ミッション Ph.D.5つの壁を越える

優秀な学生にPh.D.(学位)を授与し、各分野の後継者として社会に巣立たせることは、理工系大学院の重要な責務です。しかし、博士前期課程(修士)に進学する学生は多いものの、学位取得を目指して博士後期課程(博士)に進む学生が長期的に見ると減っています。(※)本プロジェクトではこの減少の原因を次の「Ph.D.の5つの壁」と捉え、これらの障壁を乗り越え、取り除いていく活動を展開していきます。

※参照: 科学技術指標2019 3.2高等教育機関の学生の状況3.3理工系学生の進路

1. キャリアパスの壁

これまで博士課程修了者のキャリアパスは大学などのアカデミアが主流と考えられてきました。一方、多様な人材を受け入れながらイノベーションを推進する企業では、高度な専門性を持った博士課程修了者が活躍しており、そのキャリアパスは多様化しています。本プロジェクトでは、博士課程修了者に期待する多くの企業の声を伝え、「博士の就職は難しい」といった誤解を払拭していきます。

また、博士課程修了者を受け入れたことがない企業に対しては、博士課程修了者のアドバンテージを伝える場を増やし、学生たちのキャリアパスの可能性を広げます。

2. 意識の壁

キャリアパスの多様化に伴い、研究力だけでなくさまざまな能力が学生に求められるようになりました。そこで大学院教育では、研究室や専門分野の枠を超えて、課題発見力やコミュニケーション能力、表現力などを身に付ける教育プログラムを充実させてきました。北海道大学のALP(※)もその一つです。一方で「研究だけに打ち込むのが大学院生の本分」という考えも根強く、積極的に教育プログラムへ参加するのをためらう風潮があるのも事実です。このため、時代の変化に対応した学生自身やその周りの人々の意識改革も本プロジェクトの活動に不可欠と考えています。

※ALP: 博士課程教育リーディングプログラム「物質科学フロンティアを開拓するAmbitiousリーダー育成プログラム

3. お金の壁

学部4年間、修士課程2年間に加え、博士課程3年間の学費、生活費を支払うことに比べて、学位を取得する社会的価値を長期的に捉えられない人や、経済的理由で進学を諦めざるをえない人も多く、憂慮すべき状況です。そこで、奨学金をはじめとするさまざまな経済支援の創出を働きかけ、経済的な不安から進学を躊躇する人を減らしていきます。
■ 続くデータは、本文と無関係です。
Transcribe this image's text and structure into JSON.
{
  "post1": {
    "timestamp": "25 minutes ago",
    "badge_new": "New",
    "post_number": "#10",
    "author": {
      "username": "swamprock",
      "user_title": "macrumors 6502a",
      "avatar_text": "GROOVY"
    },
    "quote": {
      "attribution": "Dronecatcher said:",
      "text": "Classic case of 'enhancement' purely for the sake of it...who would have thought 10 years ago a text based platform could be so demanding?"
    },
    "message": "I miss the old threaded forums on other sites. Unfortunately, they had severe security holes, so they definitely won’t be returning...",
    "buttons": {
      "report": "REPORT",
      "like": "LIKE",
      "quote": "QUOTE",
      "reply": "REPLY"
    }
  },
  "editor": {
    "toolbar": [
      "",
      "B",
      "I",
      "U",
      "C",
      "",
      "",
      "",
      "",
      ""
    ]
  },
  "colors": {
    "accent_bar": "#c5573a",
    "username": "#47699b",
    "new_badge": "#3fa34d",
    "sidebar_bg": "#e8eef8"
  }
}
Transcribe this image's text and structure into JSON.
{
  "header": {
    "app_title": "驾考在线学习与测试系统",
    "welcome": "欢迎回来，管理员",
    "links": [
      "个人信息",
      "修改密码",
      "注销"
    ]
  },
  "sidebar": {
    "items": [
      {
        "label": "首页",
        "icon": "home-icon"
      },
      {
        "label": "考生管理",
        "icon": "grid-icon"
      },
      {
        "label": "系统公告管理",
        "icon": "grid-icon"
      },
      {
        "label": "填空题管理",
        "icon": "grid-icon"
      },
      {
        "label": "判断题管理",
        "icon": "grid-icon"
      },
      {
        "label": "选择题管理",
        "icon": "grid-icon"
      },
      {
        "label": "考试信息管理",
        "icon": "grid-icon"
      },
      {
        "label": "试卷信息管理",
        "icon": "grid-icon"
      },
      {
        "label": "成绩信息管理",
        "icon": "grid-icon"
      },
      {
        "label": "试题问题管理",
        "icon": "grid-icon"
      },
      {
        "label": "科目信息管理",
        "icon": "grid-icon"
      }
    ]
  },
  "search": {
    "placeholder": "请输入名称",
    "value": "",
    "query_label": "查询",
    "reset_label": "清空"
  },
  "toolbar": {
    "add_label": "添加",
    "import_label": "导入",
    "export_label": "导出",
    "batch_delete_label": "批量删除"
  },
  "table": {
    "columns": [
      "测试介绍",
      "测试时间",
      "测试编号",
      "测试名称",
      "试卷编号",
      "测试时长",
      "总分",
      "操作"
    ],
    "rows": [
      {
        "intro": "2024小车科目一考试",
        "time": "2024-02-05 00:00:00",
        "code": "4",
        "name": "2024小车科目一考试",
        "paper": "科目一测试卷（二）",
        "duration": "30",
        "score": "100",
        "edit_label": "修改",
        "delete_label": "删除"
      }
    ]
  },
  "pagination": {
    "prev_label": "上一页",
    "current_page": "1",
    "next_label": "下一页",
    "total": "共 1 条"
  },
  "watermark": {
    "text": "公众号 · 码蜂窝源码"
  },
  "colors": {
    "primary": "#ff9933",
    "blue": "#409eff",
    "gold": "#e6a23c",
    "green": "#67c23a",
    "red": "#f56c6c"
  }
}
また、博士課程修了者のアドバンテージへの認知を向上させ、能力に見合った報酬が得られるような社会づくりを目指します。

4. 社会が持つイメージの壁

「高学歴ワーキングプア」という言葉に象徴されるような、博士学位を取っても思うような仕事が見つからず、極端に低い年収で暮らしているというイメージを持っていませんか?メディアによる衝撃的な事件の報道によって、「博士の将来には希望が持てない」といった印象が増幅され、博士課程への進学を心配する学生や家族が増えています。このように負の一面は広がりやすい一方で、多くの博士課程修了者がその高い能力を生かして企業を支え、社会で広く活躍している事実はなかなか伝わりません。本プロジェクトでは、進学を考える高校生や学生と先輩たちとの対話の場を増やし、博士課程進学に明るい未来を描いてもらいたいと考えています。

5. 支援制度の壁

欧米に比べると、お金や生活、将来を心配せずに大学での研究や勉学に打ち込める支援制度は不足しています。そこで本プロジェクトでは、学内外の組織と連携し、寄附を主軸とした経済支援、博士課程学生のための就職支援、多様なライフプランに応じた教育カリキュラムの見直しなど、多面的に博士課程学生を応援する制度整備に力を注いでいきます。